Operating in two public cloud environments has always felt like more than double the effort. Each cloud has their own API; some cloud environments share capabilities such as S3 Storage API compatibility; and most cloud environments have unique ways of providing encapsulation for various applications or authentication and authorization. Mapping these from cloud to cloud becomes even more complicated if you are fully bought into the cloud native versions of the applications like Database as a Service (DBaaS) and are leveraging AWS RDS, for example.

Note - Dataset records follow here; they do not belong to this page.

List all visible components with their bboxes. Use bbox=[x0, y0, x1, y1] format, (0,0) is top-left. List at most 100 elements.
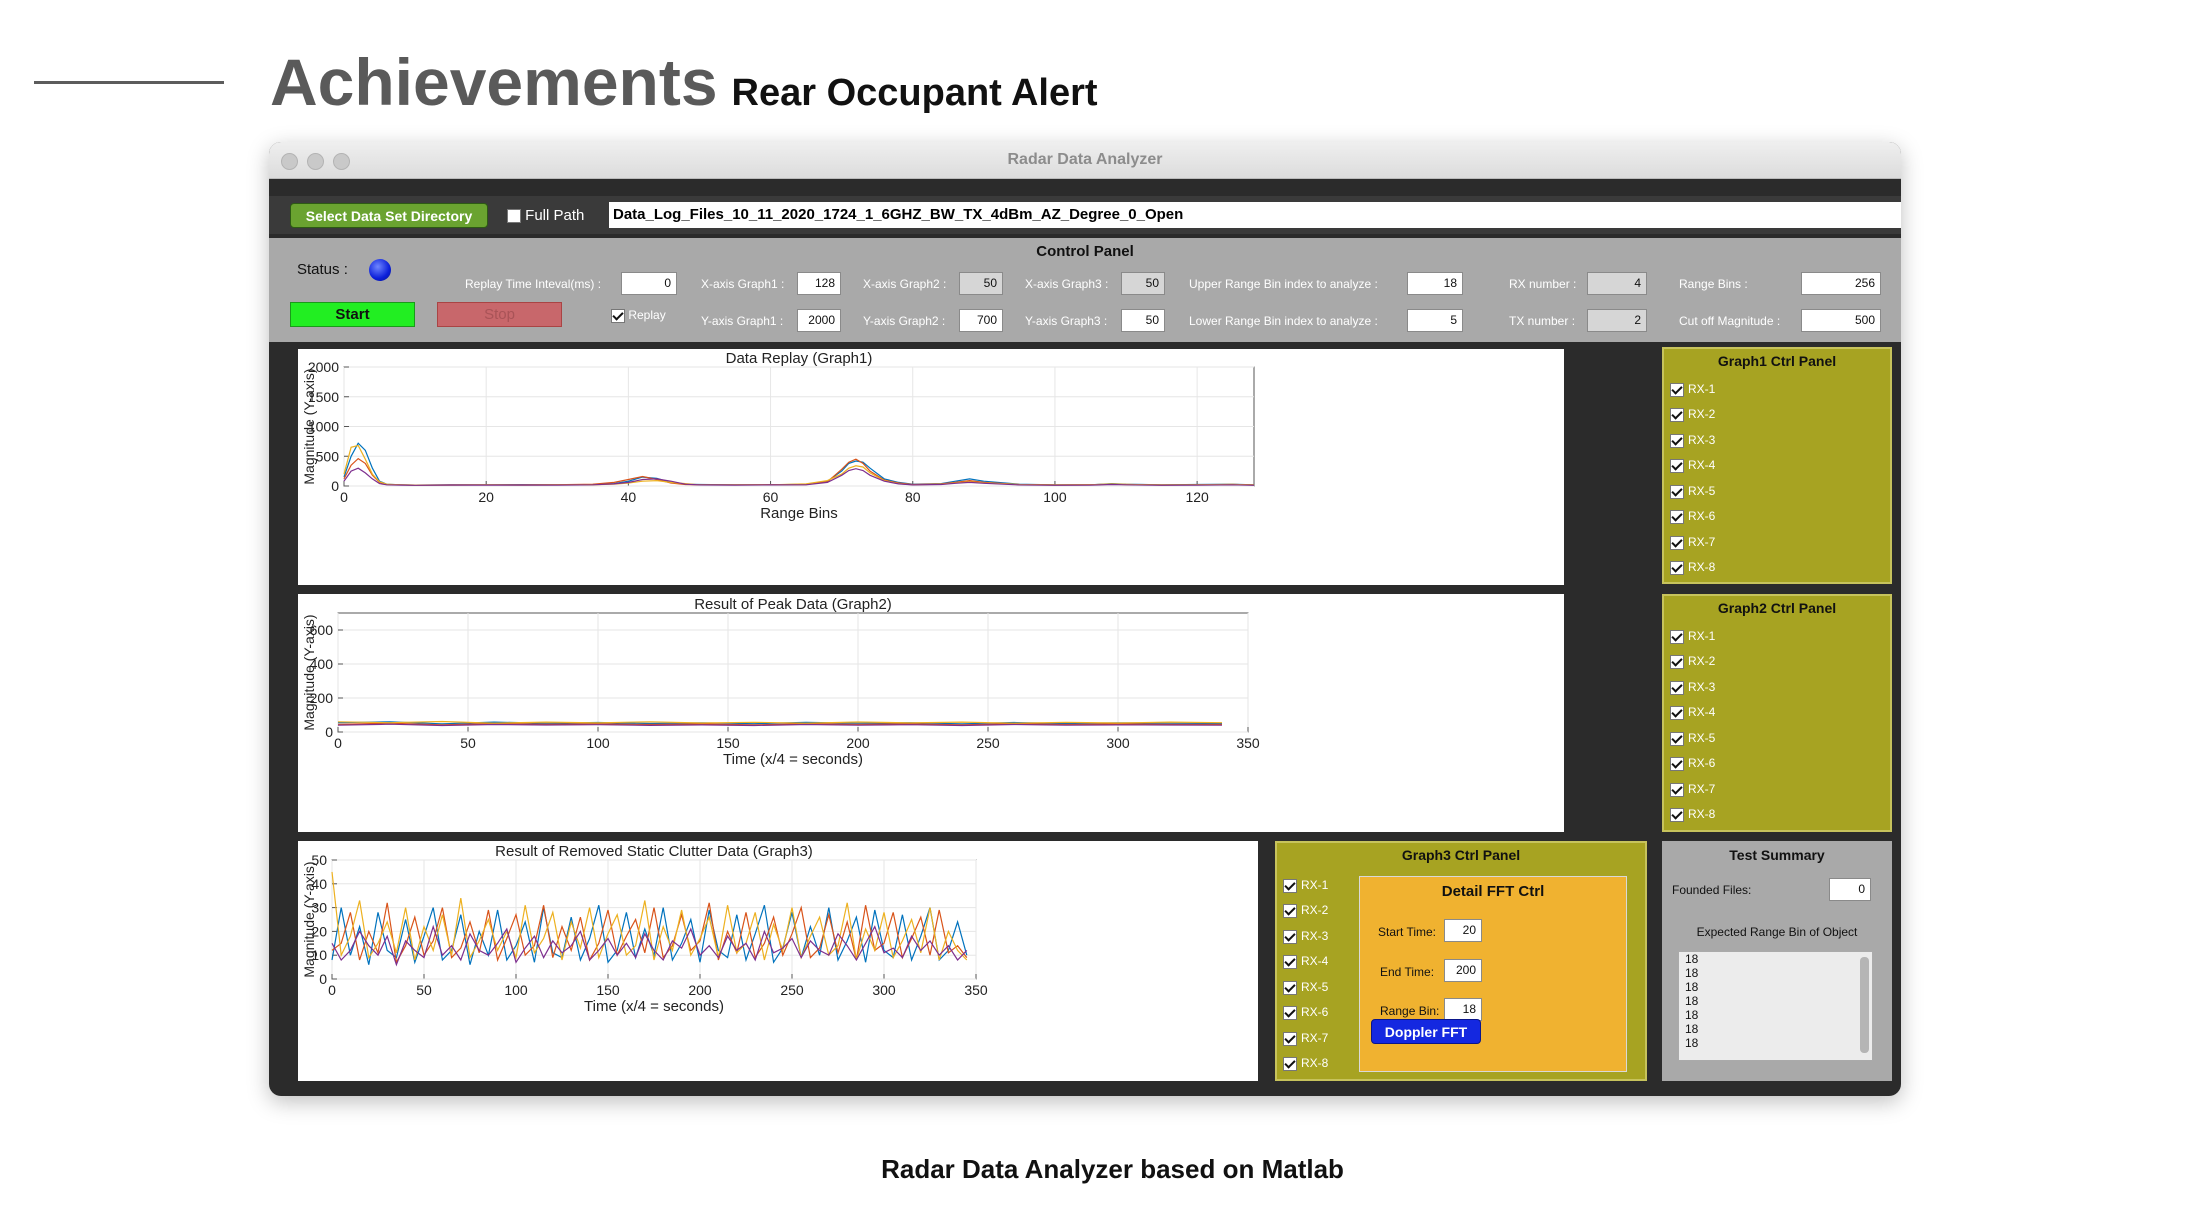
list-item[interactable]: 18 bbox=[1685, 994, 1699, 1008]
graph2-rx4-toggle[interactable]: RX-4 bbox=[1670, 705, 1715, 720]
checkbox-icon[interactable] bbox=[1283, 1031, 1297, 1046]
checkbox-icon[interactable] bbox=[1670, 680, 1684, 695]
cutoff-label: Cut off Magnitude : bbox=[1679, 314, 1781, 328]
replay-toggle[interactable]: Replay bbox=[611, 308, 666, 323]
list-item[interactable]: 18 bbox=[1685, 1008, 1699, 1022]
checkbox-icon[interactable] bbox=[1670, 560, 1684, 575]
graph2-rx8-toggle[interactable]: RX-8 bbox=[1670, 807, 1715, 822]
checkbox-icon[interactable] bbox=[1283, 1005, 1297, 1020]
path-field[interactable]: Data_Log_Files_10_11_2020_1724_1_6GHZ_BW… bbox=[609, 202, 1901, 228]
series-line-4 bbox=[337, 723, 1223, 727]
graph1-ctrl-title: Graph1 Ctrl Panel bbox=[1717, 353, 1837, 369]
founded-files-input[interactable]: 0 bbox=[1829, 878, 1871, 901]
graph2-rx1-toggle[interactable]: RX-1 bbox=[1670, 629, 1715, 644]
rx-label: RX-3 bbox=[1688, 433, 1716, 447]
range-bins-input[interactable]: 256 bbox=[1801, 272, 1881, 295]
cutoff-input[interactable]: 500 bbox=[1801, 309, 1881, 332]
rx-number-input[interactable]: 4 bbox=[1587, 272, 1647, 295]
graph1-rx1-toggle[interactable]: RX-1 bbox=[1670, 382, 1715, 397]
xaxis-graph3-input[interactable]: 50 bbox=[1121, 272, 1165, 295]
rx-label: RX-7 bbox=[1301, 1031, 1329, 1045]
checkbox-icon[interactable] bbox=[1670, 382, 1684, 397]
fft-bin-input[interactable]: 18 bbox=[1444, 998, 1482, 1021]
graph3-rx5-toggle[interactable]: RX-5 bbox=[1283, 980, 1328, 995]
graph3-rx3-toggle[interactable]: RX-3 bbox=[1283, 929, 1328, 944]
slide-title: Achievements Rear Occupant Alert bbox=[270, 42, 1098, 133]
graph3-rx6-toggle[interactable]: RX-6 bbox=[1283, 1005, 1328, 1020]
checkbox-icon[interactable] bbox=[1670, 731, 1684, 746]
graph3-rx8-toggle[interactable]: RX-8 bbox=[1283, 1056, 1328, 1071]
rx-label: RX-2 bbox=[1301, 903, 1329, 917]
window-minimize-button[interactable] bbox=[307, 153, 324, 170]
replay-interval-input[interactable]: 0 bbox=[621, 272, 677, 295]
list-item[interactable]: 18 bbox=[1685, 952, 1699, 966]
checkbox-icon[interactable] bbox=[1670, 756, 1684, 771]
checkbox-icon[interactable] bbox=[1283, 980, 1297, 995]
xaxis-graph2-input[interactable]: 50 bbox=[959, 272, 1003, 295]
checkbox-icon[interactable] bbox=[1670, 535, 1684, 550]
graph3-rx4-toggle[interactable]: RX-4 bbox=[1283, 954, 1328, 969]
y-axis-label: Magnitude (Y-axis) bbox=[301, 614, 317, 730]
fft-end-input[interactable]: 200 bbox=[1444, 959, 1482, 982]
checkbox-icon[interactable] bbox=[1670, 433, 1684, 448]
graph3-rx1-toggle[interactable]: RX-1 bbox=[1283, 878, 1328, 893]
checkbox-icon[interactable] bbox=[1670, 407, 1684, 422]
window-zoom-button[interactable] bbox=[333, 153, 350, 170]
graph1-rx4-toggle[interactable]: RX-4 bbox=[1670, 458, 1715, 473]
graph1-rx5-toggle[interactable]: RX-5 bbox=[1670, 484, 1715, 499]
x-axis-label: Time (x/4 = seconds) bbox=[723, 751, 863, 768]
graph1-rx7-toggle[interactable]: RX-7 bbox=[1670, 535, 1715, 550]
graph2-rx6-toggle[interactable]: RX-6 bbox=[1670, 756, 1715, 771]
checkbox-icon[interactable] bbox=[1283, 903, 1297, 918]
graph2-rx3-toggle[interactable]: RX-3 bbox=[1670, 680, 1715, 695]
checkbox-icon[interactable] bbox=[1283, 929, 1297, 944]
graph3-rx7-toggle[interactable]: RX-7 bbox=[1283, 1031, 1328, 1046]
graph1-rx3-toggle[interactable]: RX-3 bbox=[1670, 433, 1715, 448]
tx-number-input[interactable]: 2 bbox=[1587, 309, 1647, 332]
list-item[interactable]: 18 bbox=[1685, 1036, 1699, 1050]
checkbox-icon[interactable] bbox=[1670, 629, 1684, 644]
checkbox-icon[interactable] bbox=[1670, 807, 1684, 822]
graph2-rx5-toggle[interactable]: RX-5 bbox=[1670, 731, 1715, 746]
checkbox-icon[interactable] bbox=[1670, 654, 1684, 669]
list-item[interactable]: 18 bbox=[1685, 966, 1699, 980]
status-label: Status : bbox=[297, 261, 348, 278]
checkbox-icon[interactable] bbox=[1670, 782, 1684, 797]
x-tick-label: 350 bbox=[1236, 735, 1260, 751]
graph1-rx2-toggle[interactable]: RX-2 bbox=[1670, 407, 1715, 422]
window-close-button[interactable] bbox=[281, 153, 298, 170]
fft-start-input[interactable]: 20 bbox=[1444, 919, 1482, 942]
graph2-rx7-toggle[interactable]: RX-7 bbox=[1670, 782, 1715, 797]
graph2-rx2-toggle[interactable]: RX-2 bbox=[1670, 654, 1715, 669]
checkbox-icon[interactable] bbox=[1670, 458, 1684, 473]
graph3-rx2-toggle[interactable]: RX-2 bbox=[1283, 903, 1328, 918]
x-tick-label: 200 bbox=[688, 982, 712, 998]
yaxis-graph3-input[interactable]: 50 bbox=[1121, 309, 1165, 332]
full-path-toggle[interactable]: Full Path bbox=[507, 207, 584, 224]
select-directory-button[interactable]: Select Data Set Directory bbox=[290, 203, 488, 228]
doppler-fft-button[interactable]: Doppler FFT bbox=[1371, 1019, 1481, 1044]
list-item[interactable]: 18 bbox=[1685, 980, 1699, 994]
yaxis-graph2-input[interactable]: 700 bbox=[959, 309, 1003, 332]
upper-bin-input[interactable]: 18 bbox=[1407, 272, 1463, 295]
checkbox-icon[interactable] bbox=[1670, 484, 1684, 499]
xaxis-graph1-input[interactable]: 128 bbox=[797, 272, 841, 295]
stop-button[interactable]: Stop bbox=[437, 302, 562, 327]
start-button[interactable]: Start bbox=[290, 302, 415, 327]
checkbox-icon[interactable] bbox=[1283, 878, 1297, 893]
list-scrollbar[interactable] bbox=[1860, 957, 1869, 1053]
yaxis-graph1-input[interactable]: 2000 bbox=[797, 309, 841, 332]
graph1-rx6-toggle[interactable]: RX-6 bbox=[1670, 509, 1715, 524]
rx-label: RX-4 bbox=[1688, 458, 1716, 472]
detail-fft-title: Detail FFT Ctrl bbox=[1441, 883, 1545, 900]
checkbox-icon[interactable] bbox=[1283, 954, 1297, 969]
list-item[interactable]: 18 bbox=[1685, 1022, 1699, 1036]
checkbox-icon[interactable] bbox=[1670, 509, 1684, 524]
full-path-checkbox[interactable] bbox=[507, 209, 521, 224]
checkbox-icon[interactable] bbox=[1670, 705, 1684, 720]
lower-bin-input[interactable]: 5 bbox=[1407, 309, 1463, 332]
graph1-rx8-toggle[interactable]: RX-8 bbox=[1670, 560, 1715, 575]
expected-bin-list[interactable]: 18 18 18 18 18 18 18 bbox=[1678, 951, 1873, 1061]
checkbox-icon[interactable] bbox=[1283, 1056, 1297, 1071]
replay-checkbox[interactable] bbox=[611, 308, 625, 323]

Growing up with the Public Cloud
Multi-cloud would be an easier proposition if the cloud had remained strictly Infrastructure-as-a-Service (IaaS). Moving from one cloud environment to another with IaaS would be as simple as lifting and shifting your workloads to a virtual version of your physical server that was hosted in your on-premises datacenter. The truth of the matter is that the cloud has matured to offer optimized and managed versions of various applications such as DBaaS or managed caches at multiple levels such as Redis or Elastic. Compute can now be purchased on demand and even scale to zero if you can fully embrace and refactor your applications to leverage serverless methodologies.
While shifting the complexity of hosting monolithic applications on single servers to cloud native makes some things easier for developers, keeping the data safe is trickier for those who operate the platforms — especially if they are leveraging multi-cloud. Developers and operators benefit from the simplicity of packaging their applications in a common format, such as OCI Containers. When implemented correctly, the deployed containers are typically immutable and the data of the application is serialized to some other service such as a database or object storage bucket.
Here lies the root of the problem. Each cloud provider has internal mechanisms to ensure the durability and services that help backup data, but the providers don’t always make that process transparent (or even accessible) to the end-user of that service. As a best practice, you should leverage the snapshot capabilities that are provided by AWS RDS to keep seven days of backups of your production database. However, if you want to restore that data to another provider, you won’t be able to do it directly. The reality of this situation is that with the shared responsibility model, you are ultimately responsible for your data.
Backup Solutions Will Transform to the Cloud Native World
Let’s use the example of a production application running with an AWS RDS database. If you back up a copy of this data for disaster recovery purposes to another public cloud, you will need to orchestrate the load of one of the AWS provided snapshots into a running RDS instance. Only then can the snapshot be dumped using your database vendors tooling so it can be transferred and stored in a format that can be restored by another DBaaS offering.
While the RDS snapshots are stored in S3 behind the scenes, the direct access to these internal buckets is not available to the operators of the system. Additionally, the backups are not typically in an open format that is readily importable outside of the RDS ecosystem. The RDS service offers an API to export to S3, but this feature is not targeted at disaster recovery as it saves your data in Parquet files on S3. This feature is perfect for big data pipelines, but not so great for recovery to a running backup database.
To solve this problem, one approach is to build fully supported backup modes for each cloud. These backup services will need to speak each cloud’s APIs natively and be the mediator to efficiently move data between them. HYCU is attempting to tackle this problem with a cloud native approach. In fact, HYCU recently shared with me their vision of a cloud native backup tool called Protégé.
HYCU didn’t just add “cloud” to an existing offering to re-sell it back to the Enterprise. The Protégé approach leverages the same cloud native building blocks that you would leverage when building your application and to backup an application to your destination of choice. One aspect that was particularly ambitious is HYCU’s goal to be purpose-built for every cloud platform. Protégé leverages all the native APIs, while giving the backup operators a unified experience. Your data will benefit from a 100% agentless solution, as Protégé can use the same APIs your application uses to talk to the data, backup and restore it.
This also means that it has the same elasticity that we have come to expect from the public cloud. If your backup operation needs more compute to satisfy a specific SLA window, it can scale up to accommodate that. In parallel, it can take a more economical approach to the resources, if costs are a bigger consideration.
It still feels like the early days in the journey of fully backing up and protecting cloud native services across cloud vendors. The last piece of the puzzle will likely require cloud vendors to allow access to DBaaS snapshots in a way that doesn’t require a full restore to back that data up. This is still not possible today. In some cases, even the Protégé tooling will have to spin up cloud resources to work around these shortcomings. For a true cloud native backup, I think this will be the next stop.